What can families do to keep caregiver tensions from boiling over?
Here are a few tips to keep family dynamics in check:
- Keep your parent’s best interest as the top priority. Everyone probably has their own idea about what is best for your loved one. In order to work together, however, it is important to be willing to listen and keep an open mind. Old sibling rivalries may make this difficult to do, but your goal should be to think about what is right for your parent.
- Be respectful of the primary caregiver. One sibling usually becomes the primary caregiver. In most cases it is the oldest daughter or the daughter who lives closest to the parent. Siblings who are less involved in care often feel guilty about not pulling their weight. In response, they may become overly critical of the caregiver who is doing the most.

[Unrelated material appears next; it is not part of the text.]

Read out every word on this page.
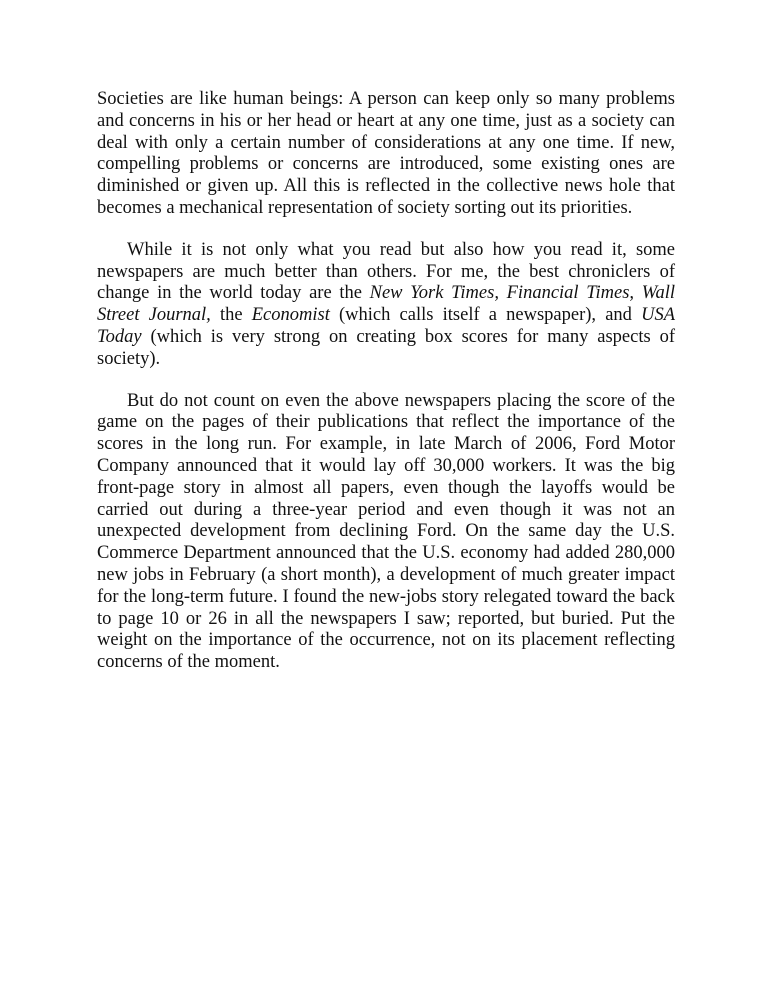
Societies are like human beings: A person can keep only so many problems and concerns in his or her head or heart at any one time, just as a society can deal with only a certain number of considerations at any one time. If new, compelling problems or concerns are introduced, some existing ones are diminished or given up. All this is reflected in the collective news hole that becomes a mechanical representation of society sorting out its priorities.

While it is not only what you read but also how you read it, some newspapers are much better than others. For me, the best chroniclers of change in the world today are the New York Times, Financial Times, Wall Street Journal, the Economist (which calls itself a newspaper), and USA Today (which is very strong on creating box scores for many aspects of society).

But do not count on even the above newspapers placing the score of the game on the pages of their publications that reflect the importance of the scores in the long run. For example, in late March of 2006, Ford Motor Company announced that it would lay off 30,000 workers. It was the big front-page story in almost all papers, even though the layoffs would be carried out during a three-year period and even though it was not an unexpected development from declining Ford. On the same day the U.S. Commerce Department announced that the U.S. economy had added 280,000 new jobs in February (a short month), a development of much greater impact for the long-term future. I found the new-jobs story relegated toward the back to page 10 or 26 in all the newspapers I saw; reported, but buried. Put the weight on the importance of the occurrence, not on its placement reflecting concerns of the moment.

Don’t let your family fall in to that trap. Be kind to and respectful of the sibling who is doing their best to take care of your parent.

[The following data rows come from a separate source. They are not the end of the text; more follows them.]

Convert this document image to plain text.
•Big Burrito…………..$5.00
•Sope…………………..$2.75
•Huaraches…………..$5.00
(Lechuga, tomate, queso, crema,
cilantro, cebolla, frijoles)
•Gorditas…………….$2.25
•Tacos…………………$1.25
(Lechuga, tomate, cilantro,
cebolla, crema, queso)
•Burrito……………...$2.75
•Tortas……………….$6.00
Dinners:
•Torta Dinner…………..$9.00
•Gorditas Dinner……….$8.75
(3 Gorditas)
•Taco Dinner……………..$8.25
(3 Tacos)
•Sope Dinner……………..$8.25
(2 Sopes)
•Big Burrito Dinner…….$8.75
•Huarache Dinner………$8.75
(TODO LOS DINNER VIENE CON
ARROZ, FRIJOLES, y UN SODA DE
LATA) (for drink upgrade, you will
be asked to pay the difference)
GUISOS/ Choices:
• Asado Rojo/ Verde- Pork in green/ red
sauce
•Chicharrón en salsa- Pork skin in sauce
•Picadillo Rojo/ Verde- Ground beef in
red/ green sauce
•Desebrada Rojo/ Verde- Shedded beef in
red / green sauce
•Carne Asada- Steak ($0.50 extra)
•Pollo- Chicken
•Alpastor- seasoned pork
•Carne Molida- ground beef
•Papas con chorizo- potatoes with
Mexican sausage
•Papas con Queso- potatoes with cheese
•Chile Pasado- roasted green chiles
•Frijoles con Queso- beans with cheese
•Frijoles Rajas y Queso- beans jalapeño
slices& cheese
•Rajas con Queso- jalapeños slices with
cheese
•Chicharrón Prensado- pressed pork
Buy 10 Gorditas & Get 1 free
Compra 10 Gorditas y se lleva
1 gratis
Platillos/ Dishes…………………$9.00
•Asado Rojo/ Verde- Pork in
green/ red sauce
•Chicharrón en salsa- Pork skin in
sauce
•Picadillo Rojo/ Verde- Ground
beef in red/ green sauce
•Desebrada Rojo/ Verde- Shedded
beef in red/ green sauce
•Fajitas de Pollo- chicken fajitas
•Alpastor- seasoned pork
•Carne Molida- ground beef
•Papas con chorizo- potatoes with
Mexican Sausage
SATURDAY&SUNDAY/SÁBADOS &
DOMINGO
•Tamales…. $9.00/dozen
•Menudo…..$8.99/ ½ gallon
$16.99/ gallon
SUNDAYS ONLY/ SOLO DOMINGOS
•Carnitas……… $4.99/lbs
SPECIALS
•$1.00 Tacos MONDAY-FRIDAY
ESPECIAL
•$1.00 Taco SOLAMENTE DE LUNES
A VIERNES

- Be realistic about your loved one’s needs. Adult children who live further away may not have a realistic idea about how much their parent’s health has deteriorated. They often make statements like “I wish I had known how bad she was.” That can create bad feelings among siblings. Try to keep the conversation focused on how things are today and what needs to be done to help your parent.
- Understand your parent’s wishes. Many families rush to start searching for a senior care solution without ever involving their aging loved one. If they are able to give input, let them. You want to make sure they feel like they are being heard. That will be especially important if the senior care solution requires them to make a major transition in their life.
- Seek unbiased guidance if you need it. If your family is struggling to come to an agreement about what type of care your parent needs or who should provide the care, it may help to get professional guidance. You might want to hire a geriatric care manager or a family mediator to help you assess your loved one’s needs and find a care partner you can trust.